Because R.I.G.L. § 11-3-1 which prohibits the procuring, the counseling or attempting a miscarriage except when necessary to preserve the woman’s life cannot survive a constitutional attack, § 11-3-2 and § 11-3-3, being integrally interwoven with it, must also fall. It is clear that the “conclusive presumption” of § 11-3-4 is also foreclosed by
Roe
and that § 11-3-4 must fall. Section 11-3-5, the savings clause, having nothing to operate upon, it too must be void.

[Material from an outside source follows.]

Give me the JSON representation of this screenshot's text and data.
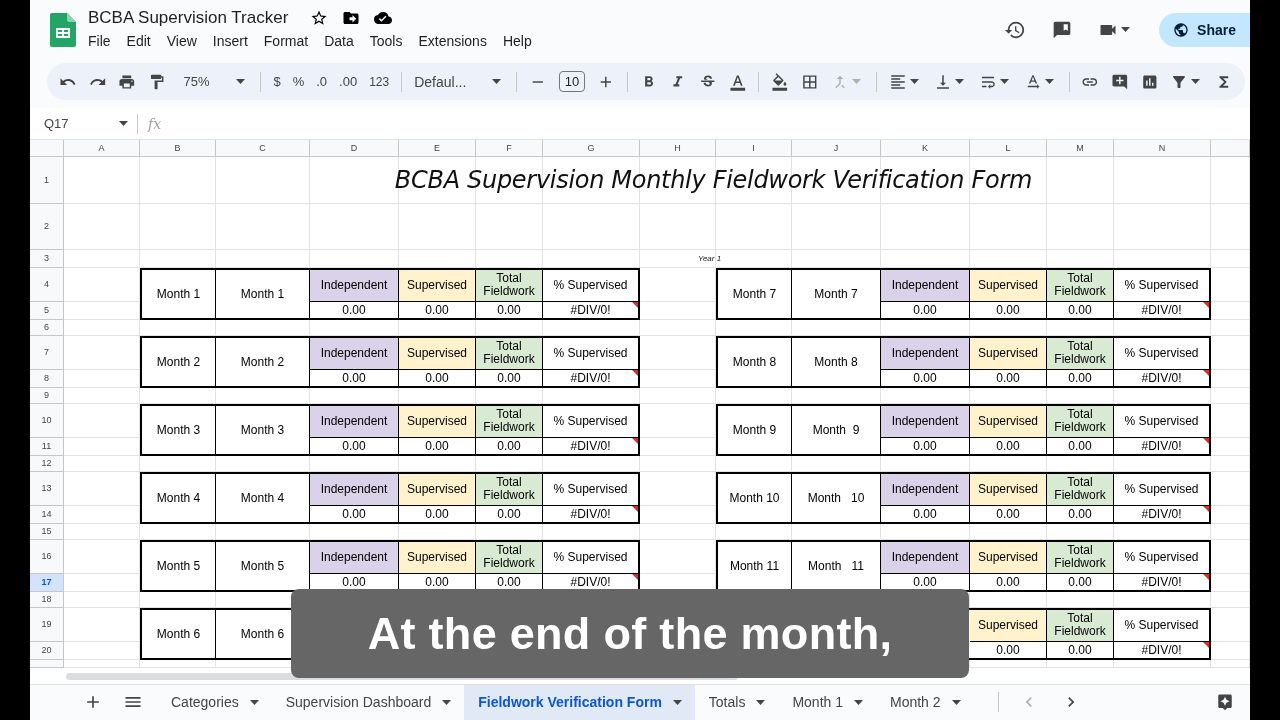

Plaintiffs have moved that this be certified as a class action. The class is properly composed of all women who are now or may hereafter be prevented from obtaining a legal abortion in Rhode Island because termination of their pregnancies is not necessary to preserve their lives. The class is so numerous that joinder of all members is impracticable; there are questions of law and fact common to the class; the claims of the representative parties are typical of the claims of the class; and the representative parties will fairly and adequately protect the interests of the class. Defendant has acted on grounds generally applicable to the class, thereby making appropriate declaratory relief to the class as a whole. Fed.R.Civ.P. 23(b)(2). This shall be certified as a class action.
Defendant, the Attorney General of Rhode Island, has represented to the Court that he will respect a declaratory judgment rendered against this criminal abortion statute and, should it be declared unconstitutional, not commence prosecutions under it.
It is hereby declared, adjudged, and decreed that the Rhode Island criminal abortion statute, R.I.G.L. §§ 11-3-1; 11-3-2; 11-3-3; 11-3-4; and 11-3-5 (73-S 287 Substitute A) is on its face in violation of the Constitution of the United States.